Amid the Redskins and Indians name-change pursuits, the conversation shifting to the Braves was inevitable. While that may not happen in Atlanta, discussions — per The Athletic’s Ken Rosenthal — of the team’s use of the “Tomahawk Chop” are, both on the heels of what’s happening in D.C. and Cleveland and after criticism from Cardinals reliever Ryan Helsey, a member of the Cherokee Nation, during last season’s NLDS. While the Braves have certainly perpetuated The Chop — and as anyone who has been to a game at SunTrust/Truist Park can attest, they’ve amped it up 10 fold in recent years, of late cutting the lights and letting the phone-waving fans do the rest — and they can take steps to diminish it, but they aren’t the ones who can ultimately silence it. Those who know The Chop’s origins are aware it came from Florida State fans coming to see their former star Deion Sanders at spring training in West Palm, and it migrated north to Atlanta. It was organic, and while the team could conceivably distance itself from it, there’s no controlling tens of thousands of people’s ability to keep doing it in unison. This is in by no means backing or condemning the use of a Native American team name and I’ll leave whether the team can stay the Braves to far smarter people, and the those whose heritage can determine it a tribute or offensive. But it’s just a reality that while the franchise can have conversations on the topic, disassociating from The Chop isn’t change, it’s up to the fans whether it remains part of the fabric of baseball in Atlanta.
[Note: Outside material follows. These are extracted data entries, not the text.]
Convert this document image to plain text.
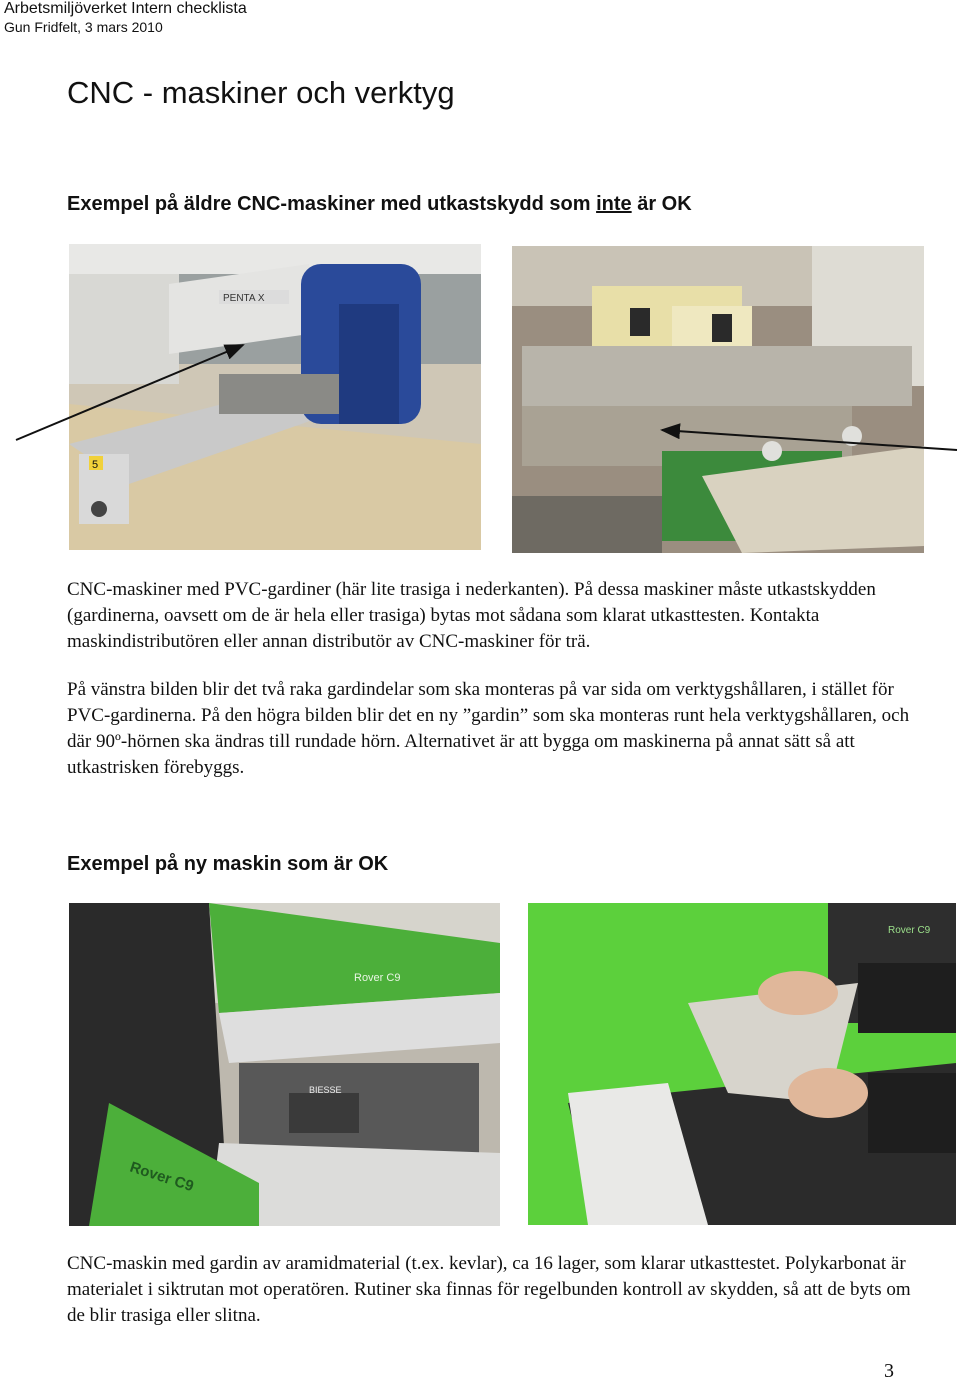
Arbetsmiljöverket Intern checklista
Gun Fridfelt, 3 mars 2010
CNC - maskiner och verktyg
Exempel på äldre CNC-maskiner med utkastskydd som inte är OK
PENTA X
5
CNC-maskiner med PVC-gardiner (här lite trasiga i nederkanten). På dessa maskiner måste utkastskydden (gardinerna, oavsett om de är hela eller trasiga) bytas mot sådana som klarat utkasttesten. Kontakta maskindistributören eller annan distributör av CNC-maskiner för trä.
På vänstra bilden blir det två raka gardindelar som ska monteras på var sida om verktygshållaren, i stället för PVC-gardinerna. På den högra bilden blir det en ny ”gardin” som ska monteras runt hela verktygshållaren, och där 90º-hörnen ska ändras till rundade hörn. Alternativet är att bygga om maskinerna på annat sätt så att utkastrisken förebyggs.
Exempel på ny maskin som är OK
Rover C9
BIESSE
Rover C9
Rover C9
CNC-maskin med gardin av aramidmaterial (t.ex. kevlar), ca 16 lager, som klarar utkasttestet. Polykarbonat är materialet i siktrutan mot operatören. Rutiner ska finnas för regelbunden kontroll av skydden, så att de byts om de blir trasiga eller slitna.
3
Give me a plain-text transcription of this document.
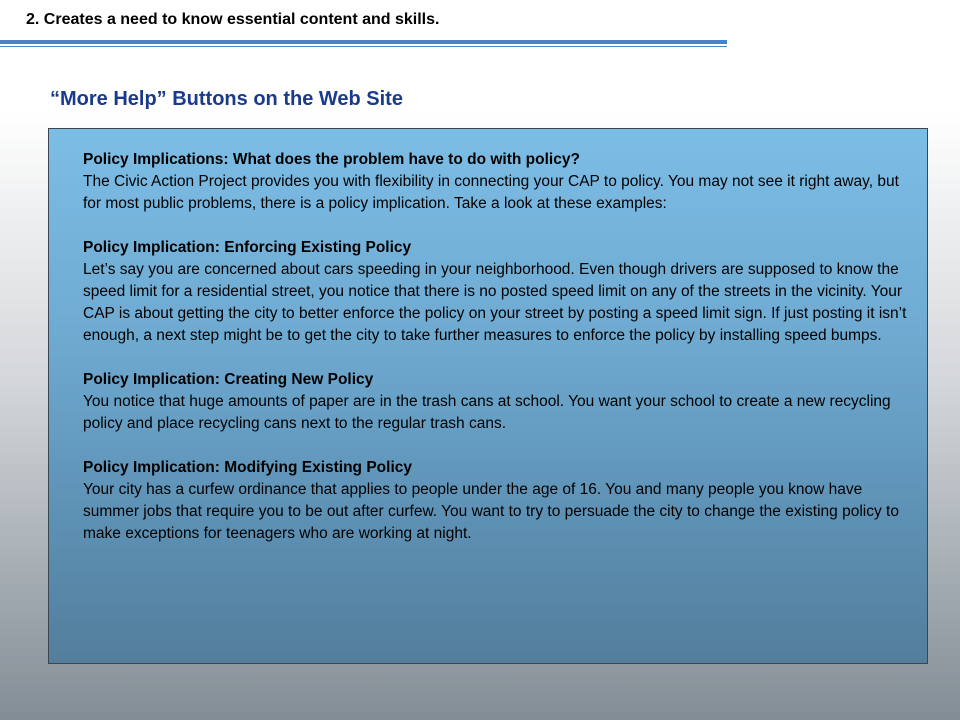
2. Creates a need to know essential content and skills.
“More Help” Buttons on the Web Site
Policy Implications: What does the problem have to do with policy?
The Civic Action Project provides you with flexibility in connecting your CAP to policy. You may not see it right away, but for most public problems, there is a policy implication. Take a look at these examples:
Policy Implication: Enforcing Existing Policy
Let’s say you are concerned about cars speeding in your neighborhood. Even though drivers are supposed to know the speed limit for a residential street, you notice that there is no posted speed limit on any of the streets in the vicinity. Your CAP is about getting the city to better enforce the policy on your street by posting a speed limit sign. If just posting it isn’t enough, a next step might be to get the city to take further measures to enforce the policy by installing speed bumps.
Policy Implication: Creating New Policy
You notice that huge amounts of paper are in the trash cans at school. You want your school to create a new recycling policy and place recycling cans next to the regular trash cans.
Policy Implication: Modifying Existing Policy
Your city has a curfew ordinance that applies to people under the age of 16. You and many people you know have summer jobs that require you to be out after curfew. You want to try to persuade the city to change the existing policy to make exceptions for teenagers who are working at night.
9. The underlying roadblock to baseball in Nashville

Dave Dombroski, the architect behind World Series champions with the Marlins and Red Sox, and whose Tigers teams made it to the big stage twice, has joined forces with Hall of Fame manager Tony La Russa and Dave Stewart to help bring MLB to Nashville and their led by John Lohr, a businessman whose resume includes adviser to former Starbucks CEO Howard Schultz and business affairs adviser to Sugar Ray Leonard. It also has a nice ring to it with the proposed Nashville Stars — named after a Negro League team — playing in stadium they want to name after Jackie Robinson. Be it an expansion club or a relocated one, Nashville is an alluring locale, but it’s where the city is situated and the other teams that would fight tooth and nail, the Braves specifically, that makes this seem more pipe dream than blueprint. The Nashville TV market, which ranks 29th in Nielsen DMAs (just behind San Diego), already gets Braves, Cardinals and Reds games, and the proposed Stars would surely see their TV footprint expand across Tennessee parts of Kentucky (Cardinals, Reds and Indians), North Carolina (Braves, Nationals, Orioles and Reds), Alabama (Braves) and Mississippi (Braves, Reds and Cardinals). That’s a lot of teams with a lot of gripes if this MLB-to-Nashville push actually happened, and considerably diminishing Atlanta’s stronghold on households in the Southeast. Those TV dollars, and what it would mean to each of those teams enjoying a would-be Nashville teams’ market may make this too much of an up-hill climb.